What I Learned from Foreign Horror

This weekend, I watched a horror movie. To be fair, I watch a horror movie almost every weekend. Call it a knee-jerk reaction to not having been allowed to see anything scarier than Goonies until I was a teenager. (Jesus Camp is a pretty good filmic equivalent to my upbringing.)


I usually go with a nice foreign film, though lately my long-suffering husband has prohibited me from watching any more Asian thrillers; he claims they all revolve around a murdered schoolgirl coming back as a spirit, usually through either natural sources of water or household plumbing, to avenge her death. He has a point (See Oldboy, Ah Rang, and the original Thai version of Shutter).


So last night, we decided on the French film Ils (marketed in the US as Them). The French rarely have plumbing-related plotlines, but favor ruined estates. Ils didn’t fail us there. Five minutes into the film, we were ready to move to rural Romania for a life of genteel poverty in a gorgeously dilapidated estate complete with an enormous greenhouse. The movie itself was surprisingly light on plot and dialogue, but impressively heavy on tension. Brilliantly paced if safely shot, it was a creepfest right to the final credits. 

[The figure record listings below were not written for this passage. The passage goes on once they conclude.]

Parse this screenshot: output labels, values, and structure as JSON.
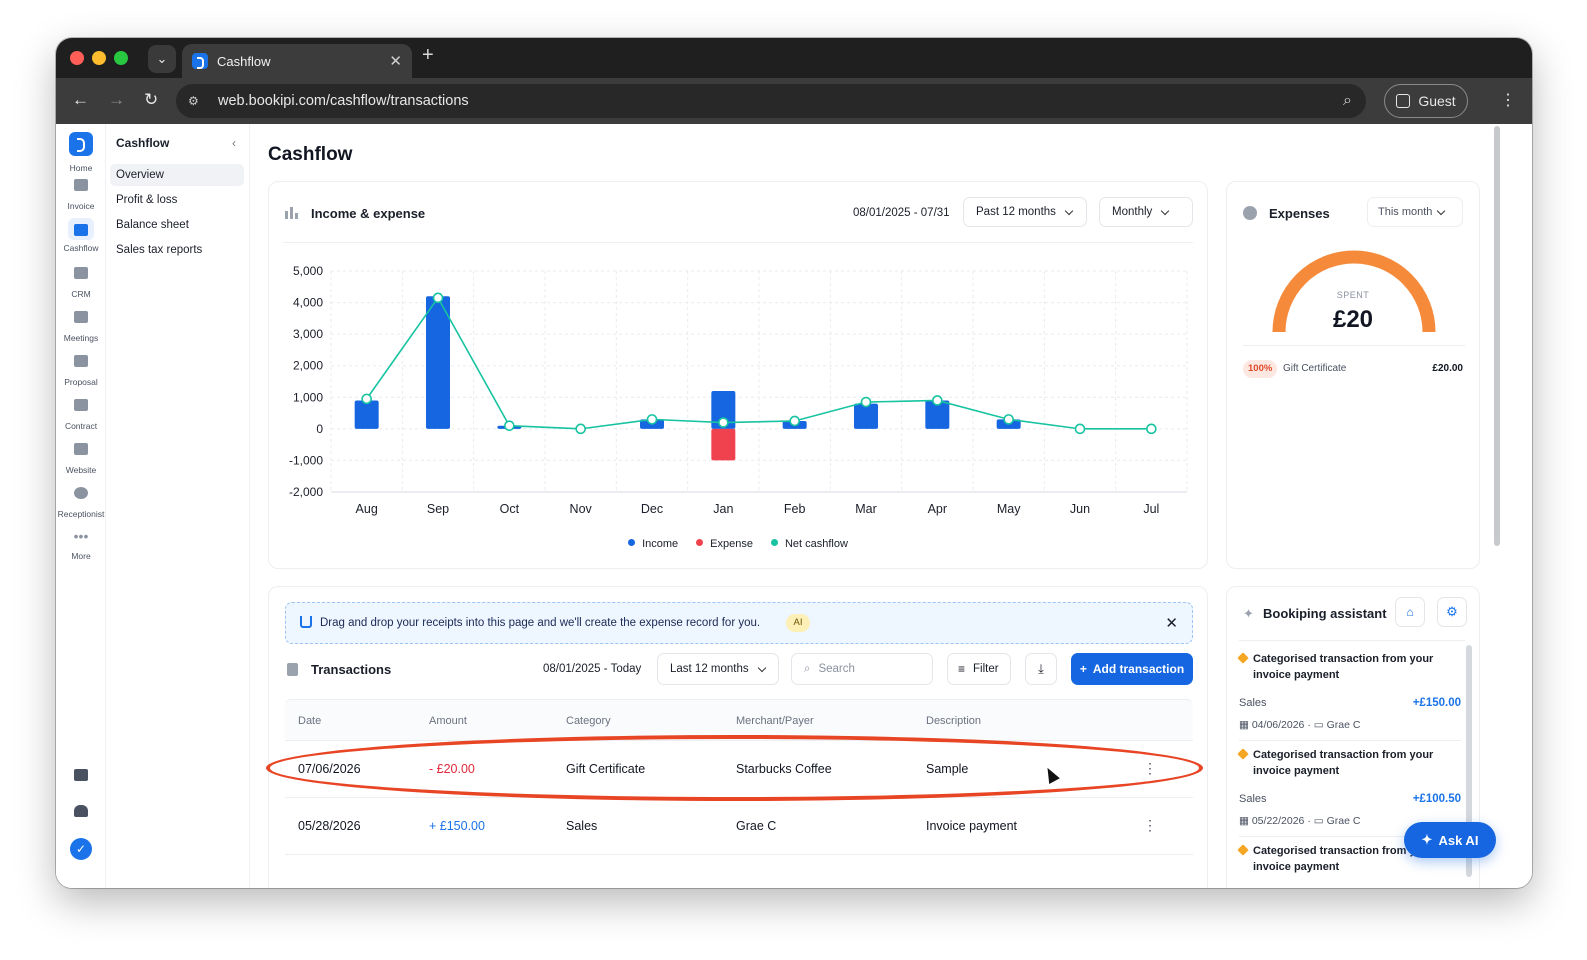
{
  "browser": {
    "tab_title": "Cashflow",
    "url": "web.bookipi.com/cashflow/transactions",
    "profile_label": "Guest"
  },
  "rail": {
    "items": [
      "Home",
      "Invoice",
      "Cashflow",
      "CRM",
      "Meetings",
      "Proposal",
      "Contract",
      "Website",
      "Receptionist",
      "More"
    ]
  },
  "subnav": {
    "title": "Cashflow",
    "items": [
      "Overview",
      "Profit & loss",
      "Balance sheet",
      "Sales tax reports"
    ]
  },
  "page": {
    "title": "Cashflow"
  },
  "income_expense": {
    "title": "Income & expense",
    "date_range": "08/01/2025 - 07/31",
    "period": "Past 12 months",
    "granularity": "Monthly",
    "legend": [
      "Income",
      "Expense",
      "Net cashflow"
    ]
  },
  "chart_data": {
    "type": "bar",
    "categories": [
      "Aug",
      "Sep",
      "Oct",
      "Nov",
      "Dec",
      "Jan",
      "Feb",
      "Mar",
      "Apr",
      "May",
      "Jun",
      "Jul"
    ],
    "yticks": [
      "5,000",
      "4,000",
      "3,000",
      "2,000",
      "1,000",
      "0",
      "-1,000",
      "-2,000"
    ],
    "ylim": [
      -2000,
      5000
    ],
    "grid": true,
    "legend_position": "bottom",
    "series": [
      {
        "name": "Income",
        "type": "bar",
        "color": "#1566e0",
        "values": [
          900,
          4200,
          100,
          0,
          300,
          1200,
          250,
          800,
          900,
          300,
          0,
          0
        ]
      },
      {
        "name": "Expense",
        "type": "bar",
        "color": "#f0414e",
        "values": [
          0,
          0,
          0,
          0,
          0,
          -1000,
          0,
          0,
          0,
          0,
          0,
          0
        ]
      },
      {
        "name": "Net cashflow",
        "type": "line",
        "color": "#17c3a0",
        "values": [
          950,
          4150,
          100,
          0,
          300,
          200,
          250,
          850,
          900,
          300,
          0,
          0
        ]
      }
    ]
  },
  "expenses": {
    "title": "Expenses",
    "period": "This month",
    "spent_label": "SPENT",
    "spent_value": "£20",
    "gauge_fraction": 1.0,
    "gauge_color": "#f58a3a",
    "breakdown": [
      {
        "percent": "100%",
        "name": "Gift Certificate",
        "amount": "£20.00"
      }
    ]
  },
  "banner": {
    "text": "Drag and drop your receipts into this page and we'll create the expense record for you.",
    "badge": "AI"
  },
  "transactions": {
    "title": "Transactions",
    "date_range": "08/01/2025 - Today",
    "period": "Last 12 months",
    "search_placeholder": "Search",
    "filter_label": "Filter",
    "add_label": "Add transaction",
    "columns": [
      "Date",
      "Amount",
      "Category",
      "Merchant/Payer",
      "Description"
    ],
    "rows": [
      {
        "date": "07/06/2026",
        "amount": "- £20.00",
        "category": "Gift Certificate",
        "merchant": "Starbucks Coffee",
        "description": "Sample"
      },
      {
        "date": "05/28/2026",
        "amount": "+ £150.00",
        "category": "Sales",
        "merchant": "Grae C",
        "description": "Invoice payment"
      }
    ]
  },
  "assistant": {
    "title": "Bookiping assistant",
    "items": [
      {
        "title": "Categorised transaction from your invoice payment",
        "category": "Sales",
        "amount": "+£150.00",
        "date": "04/06/2026",
        "payer": "Grae C"
      },
      {
        "title": "Categorised transaction from your invoice payment",
        "category": "Sales",
        "amount": "+£100.50",
        "date": "05/22/2026",
        "payer": "Grae C"
      },
      {
        "title": "Categorised transaction from your invoice payment",
        "category": "",
        "amount": "",
        "date": "",
        "payer": ""
      }
    ],
    "ask_ai": "Ask AI"
  }
}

While most horror movies are good for entertainment purposes only, I did, in fact, come away with a little something from Ils. In the opening scenes of the movie, Lucas, an aspiring novelist, shuts his laptop as soon as his wife gets home from work, claiming that, even when he’s not writing, he’s writing. He claims that he’s always at work, even when he’s producing nothing. Lucas is then (stop reading here if you don’t want the plot spoiled for you) savagely murdered by a pack of feral, tunnel-dwelling children. 


Okay, so this is unlikely to happen to me. But I do think the idea of the non-writing-writing can be dangerous. Yes, sometimes it takes a bit of time off to gain perspective on a sticky problem, and a well-defined vacation is never a bad thing. But some writers I know have gone seriously awry with the idea of writing without writing–some have stopped producing new work for years at a time. I can only imagine what happens to a writer’s craftsmanship or imaginative life during such a long time away from the work. Maybe some writers do just fine, but I’m sure I’d founder. 


So maybe restlessness, lack of mojo and even laziness aren’t nearly so adrenaline-pumping as a bunch of murderous kids waving two-by-fours at my head. But, I’m happy to say, at the end of this flu-filled weekend away from the manuscript, that I’m seeing that pack of tunnel children looming over the edge of my edge of my laptop, ready to “play” the moment I let up on the work.